The average 2020 return of all S&P 500 stocks so far is 8.94%. Removing the top 25, the remaining 475 stocks average 4.98%, cutting it by 44%! Meanwhile, 40% (195 stocks) of the S&P 500 stocks are negative so far in 2020.

The message: holding outliers means everything. If you miss them, you can expect average returns at best. In 2020, if you didn’t hold the top 5%, your return got halved.

Looking Forward

2020 was a calamity. So, where do we go next? I’m not a crystal ball guy. I love data, and armed with it, I can make predictions more confidently.

Some predictions (opinion) for 2021:

  • Markets will keep rising throughout 2021.
  • Retail investors will buy stocks in January in a big way, likely the time to lighten risk.
  • The BMI will peak on or near Jan. 6. Look for a market peak sometime between Jan. 15 and Feb. 7. I anticipate a substantial S&P 500 pullback of say 9%.
  • Year-over-year earnings comps will be epic in 2021. The second and third quarter will likely be the best earnings and revenue growth of my lifetime.
  • Growth stocks will get their groove back. The rotation into value will continue, but more muted.
  • Outlier stocks will continue to hit new heights.
  • There will be one oversold period for stocks in 2021: an opportunity to buy phenomenal companies at great discounts. Isolate prior outliers unfairly punished from overreactive markets.
  • We will see more bombastic headlines. Many will seem designed to shake investors out of stocks. News sells advertising by getting people afraid because they focus on negativity. Buy great stocks on news-driven pullbacks.
  • The “reopen” play will continue for a while. But this will be speculative, as these sectors have yet to actually benefit from boosting revenues for a yet-to-happen reopen! When a pullback comes, I anticipate momentum sectors getting a reality check. A value/small-cap pullback will be exaggerated too: algorithmic and high-frequency trading will seize on the reversal of momentum, driving the Russell 2000 up around 12.5% since Nov. 9 vaccine news. When this happens, capital should flow back into tech growth stocks. However, when value/small-cap stocks start to beat 2021 expectations, they will get another capital inflow.
  • MAPsignals will identify more than half of the S&P 500’s top 25 performing stocks in 2021, and early.
  • As usual, more market twists and turns will punish ordinary investors who will suffer from panic and/or overconfidence.
  • 2021 will improve from 2020! We will be healthier. A vaccine will roll out, and a return to life as normal is very much visible on the horizon.
  • 2021 will provide just as many phenomenal investment opportunities as years past, although opportunity rarely feels like it. March lows for stocks were highs for despair. Money managers were crying on TV. People were dying along with the economy. That did not feel like opportunity; it felt dreadful. But that was the prime opportunity.
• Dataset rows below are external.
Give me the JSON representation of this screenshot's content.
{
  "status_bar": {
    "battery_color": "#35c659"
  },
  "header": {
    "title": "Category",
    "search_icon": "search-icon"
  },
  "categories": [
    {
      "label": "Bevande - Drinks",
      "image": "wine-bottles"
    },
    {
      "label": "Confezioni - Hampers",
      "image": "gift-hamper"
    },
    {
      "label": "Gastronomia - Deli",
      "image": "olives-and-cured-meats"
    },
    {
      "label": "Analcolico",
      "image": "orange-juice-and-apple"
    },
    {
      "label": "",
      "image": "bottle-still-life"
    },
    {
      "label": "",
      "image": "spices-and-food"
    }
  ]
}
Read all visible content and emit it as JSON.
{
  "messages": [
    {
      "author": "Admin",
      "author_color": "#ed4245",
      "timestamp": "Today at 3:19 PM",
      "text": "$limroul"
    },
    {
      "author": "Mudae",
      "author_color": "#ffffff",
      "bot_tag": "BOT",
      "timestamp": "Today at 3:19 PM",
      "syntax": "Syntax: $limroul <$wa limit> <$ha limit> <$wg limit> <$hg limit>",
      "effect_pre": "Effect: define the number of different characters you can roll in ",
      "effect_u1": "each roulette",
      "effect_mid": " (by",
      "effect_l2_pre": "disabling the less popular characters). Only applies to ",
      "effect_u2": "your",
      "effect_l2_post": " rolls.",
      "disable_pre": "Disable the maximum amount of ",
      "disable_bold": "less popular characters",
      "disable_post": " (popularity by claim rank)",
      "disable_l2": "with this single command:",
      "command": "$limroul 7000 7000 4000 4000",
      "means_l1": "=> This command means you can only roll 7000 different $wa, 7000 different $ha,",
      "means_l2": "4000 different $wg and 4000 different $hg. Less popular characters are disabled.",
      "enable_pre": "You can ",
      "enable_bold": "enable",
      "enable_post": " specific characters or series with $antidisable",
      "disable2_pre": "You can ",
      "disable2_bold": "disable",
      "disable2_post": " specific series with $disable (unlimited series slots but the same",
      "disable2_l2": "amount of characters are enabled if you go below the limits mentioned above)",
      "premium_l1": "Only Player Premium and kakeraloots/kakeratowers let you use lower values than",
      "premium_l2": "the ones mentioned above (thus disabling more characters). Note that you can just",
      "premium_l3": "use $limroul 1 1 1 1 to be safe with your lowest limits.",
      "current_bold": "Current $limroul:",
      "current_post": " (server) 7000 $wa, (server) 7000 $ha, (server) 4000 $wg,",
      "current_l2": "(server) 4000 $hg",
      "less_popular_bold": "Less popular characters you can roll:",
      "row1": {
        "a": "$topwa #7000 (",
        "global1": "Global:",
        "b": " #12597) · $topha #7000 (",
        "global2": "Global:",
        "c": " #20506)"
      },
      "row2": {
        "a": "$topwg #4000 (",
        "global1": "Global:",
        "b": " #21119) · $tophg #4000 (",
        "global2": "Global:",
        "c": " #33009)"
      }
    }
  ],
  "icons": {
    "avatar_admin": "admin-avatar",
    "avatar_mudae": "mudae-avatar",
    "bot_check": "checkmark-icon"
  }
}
There you go. We looked back and forward through different lenses. When looking at stocks, I only see through Big Money glasses. They know before markets move. They know which stocks to buy, sell, and when to trade. Everyday investors can’t compete unless there’s a window into Big Money. That’s how I see the world. My lenses worked in 2020 – the toughest year of all. They will also work in 2021.
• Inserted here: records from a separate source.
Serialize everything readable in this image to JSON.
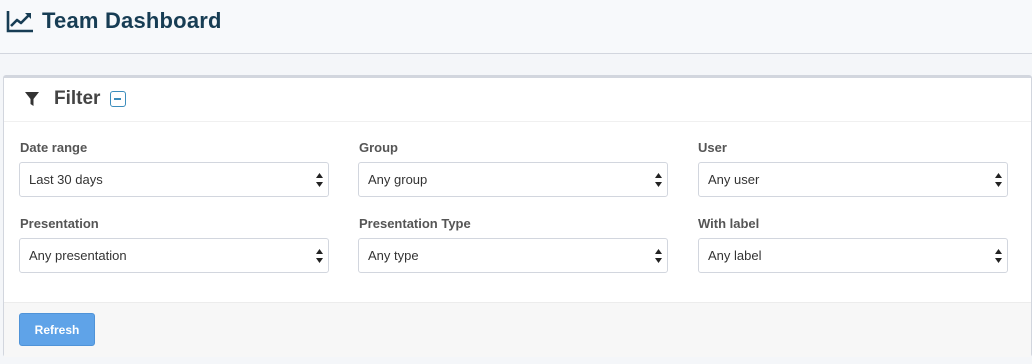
{
  "header": {
    "title": "Team Dashboard",
    "icon": "line-chart-icon"
  },
  "filter_box": {
    "title": "Filter",
    "icon": "filter-icon",
    "collapse_icon": "minus-square-icon",
    "fields": {
      "date_range": {
        "label": "Date range",
        "value": "Last 30 days"
      },
      "group": {
        "label": "Group",
        "value": "Any group"
      },
      "user": {
        "label": "User",
        "value": "Any user"
      },
      "presentation": {
        "label": "Presentation",
        "value": "Any presentation"
      },
      "presentation_type": {
        "label": "Presentation Type",
        "value": "Any type"
      },
      "with_label": {
        "label": "With label",
        "value": "Any label"
      }
    },
    "refresh_label": "Refresh"
  },
  "colors": {
    "title": "#173d54",
    "accent": "#3c8dbc",
    "button": "#5fa3e8"
  }
}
When I was a kid, I walked into walls because I couldn’t see. A different lens was all that was required. When I started trading stocks, I got my hat handed to me. A different lens was all that was required. That Big Money lens has made all the difference. And it will for next year and the years to come.
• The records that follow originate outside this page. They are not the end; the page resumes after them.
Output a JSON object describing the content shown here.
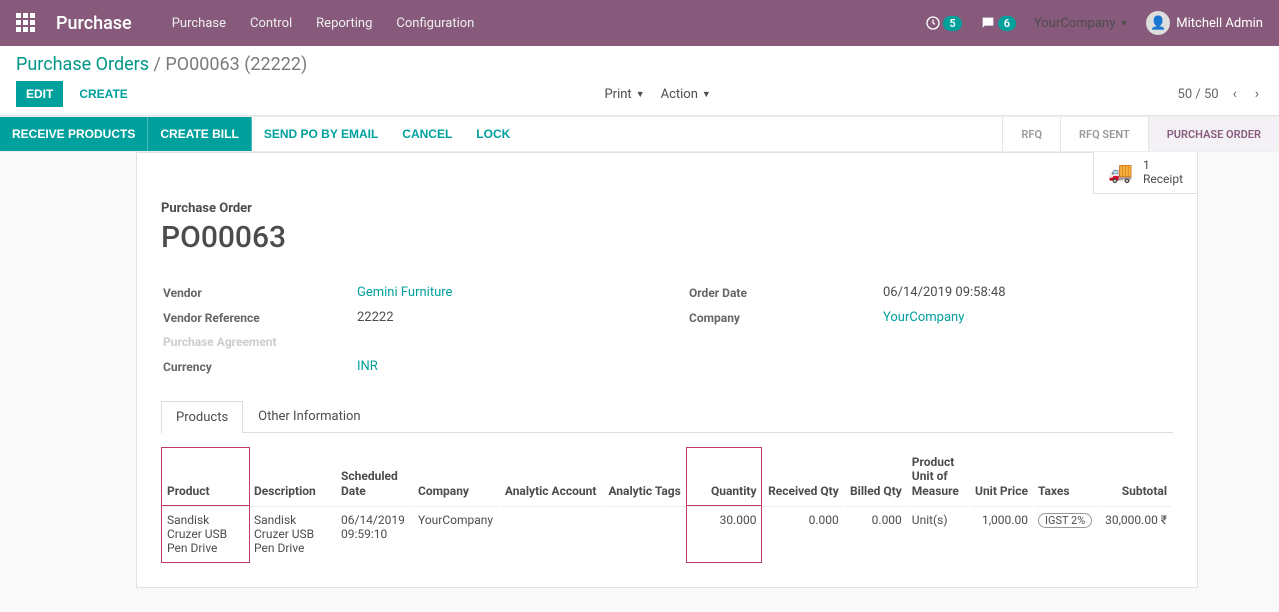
{
  "navbar": {
    "brand": "Purchase",
    "menu": [
      "Purchase",
      "Control",
      "Reporting",
      "Configuration"
    ],
    "activity_count": "5",
    "msg_count": "6",
    "company": "YourCompany",
    "user": "Mitchell Admin"
  },
  "breadcrumb": {
    "parent": "Purchase Orders",
    "current": "PO00063 (22222)"
  },
  "cp": {
    "edit": "EDIT",
    "create": "CREATE",
    "print": "Print",
    "action": "Action",
    "pager": "50 / 50"
  },
  "actions": {
    "receive": "RECEIVE PRODUCTS",
    "bill": "CREATE BILL",
    "send": "SEND PO BY EMAIL",
    "cancel": "CANCEL",
    "lock": "LOCK",
    "steps": [
      "RFQ",
      "RFQ SENT",
      "PURCHASE ORDER"
    ]
  },
  "statbox": {
    "count": "1",
    "label": "Receipt"
  },
  "title": {
    "label": "Purchase Order",
    "name": "PO00063"
  },
  "left_fields": {
    "vendor_label": "Vendor",
    "vendor": "Gemini Furniture",
    "ref_label": "Vendor Reference",
    "ref": "22222",
    "agreement_label": "Purchase Agreement",
    "currency_label": "Currency",
    "currency": "INR"
  },
  "right_fields": {
    "date_label": "Order Date",
    "date": "06/14/2019 09:58:48",
    "company_label": "Company",
    "company": "YourCompany"
  },
  "tabs": {
    "products": "Products",
    "other": "Other Information"
  },
  "table": {
    "headers": {
      "product": "Product",
      "description": "Description",
      "scheduled": "Scheduled Date",
      "company": "Company",
      "analytic_acc": "Analytic Account",
      "analytic_tags": "Analytic Tags",
      "quantity": "Quantity",
      "received": "Received Qty",
      "billed": "Billed Qty",
      "uom": "Product Unit of Measure",
      "unit_price": "Unit Price",
      "taxes": "Taxes",
      "subtotal": "Subtotal"
    },
    "rows": [
      {
        "product": "Sandisk Cruzer USB Pen Drive",
        "description": "Sandisk Cruzer USB Pen Drive",
        "scheduled": "06/14/2019 09:59:10",
        "company": "YourCompany",
        "analytic_acc": "",
        "analytic_tags": "",
        "quantity": "30.000",
        "received": "0.000",
        "billed": "0.000",
        "uom": "Unit(s)",
        "unit_price": "1,000.00",
        "taxes": "IGST 2%",
        "subtotal": "30,000.00 ₹"
      }
    ]
  }
}
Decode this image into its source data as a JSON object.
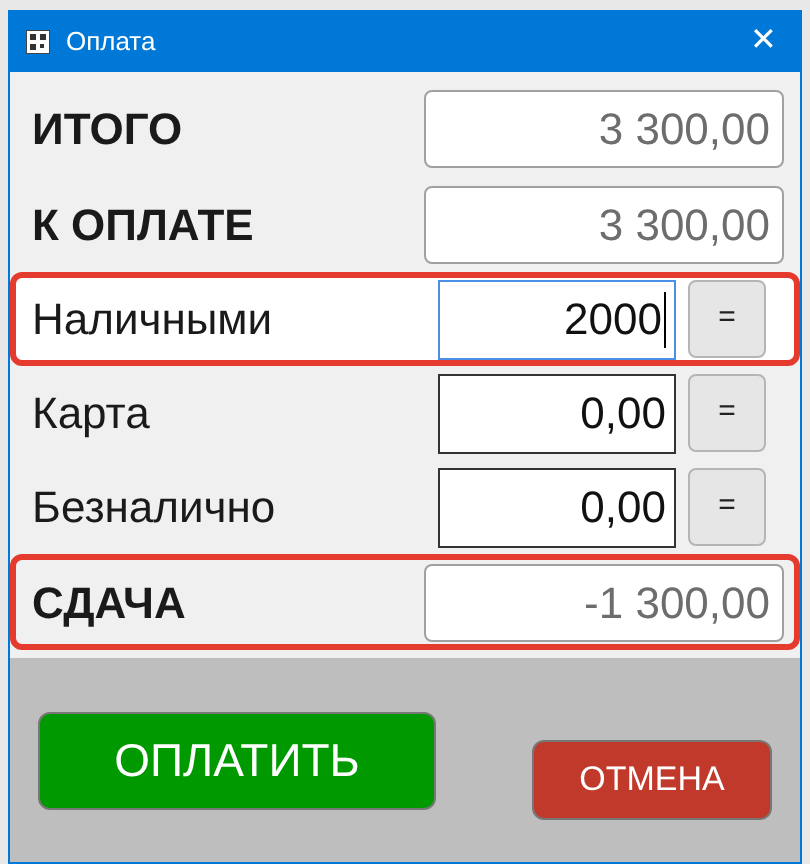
{
  "window": {
    "title": "Оплата",
    "close": "✕"
  },
  "rows": [
    {
      "kind": "total",
      "label": "ИТОГО",
      "value": "3 300,00",
      "highlighted": false
    },
    {
      "kind": "total",
      "label": "К ОПЛАТЕ",
      "value": "3 300,00",
      "highlighted": false
    },
    {
      "kind": "payment",
      "label": "Наличными",
      "value": "2000",
      "button": "=",
      "highlighted": true,
      "focused": true
    },
    {
      "kind": "payment",
      "label": "Карта",
      "value": "0,00",
      "button": "=",
      "highlighted": false,
      "focused": false
    },
    {
      "kind": "payment",
      "label": "Безналично",
      "value": "0,00",
      "button": "=",
      "highlighted": false,
      "focused": false
    },
    {
      "kind": "total",
      "label": "СДАЧА",
      "value": "-1 300,00",
      "highlighted": true
    }
  ],
  "buttons": [
    {
      "kind": "pay",
      "label": "ОПЛАТИТЬ"
    },
    {
      "kind": "cancel",
      "label": "ОТМЕНА"
    }
  ]
}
“Human beings can only make sense of the world through the lens they were socialized to make sense of it through.” – Robin DiAngelo

The Bottom Line

We (MAPsignals) are bullish on high-quality U.S. equities in the long term, and we see market pullbacks as areas to pick up great companies. 

Disclosure: At the time of publication, the author holds long positions in PayPal in personal and managed accounts but no positions in the other securities mentioned.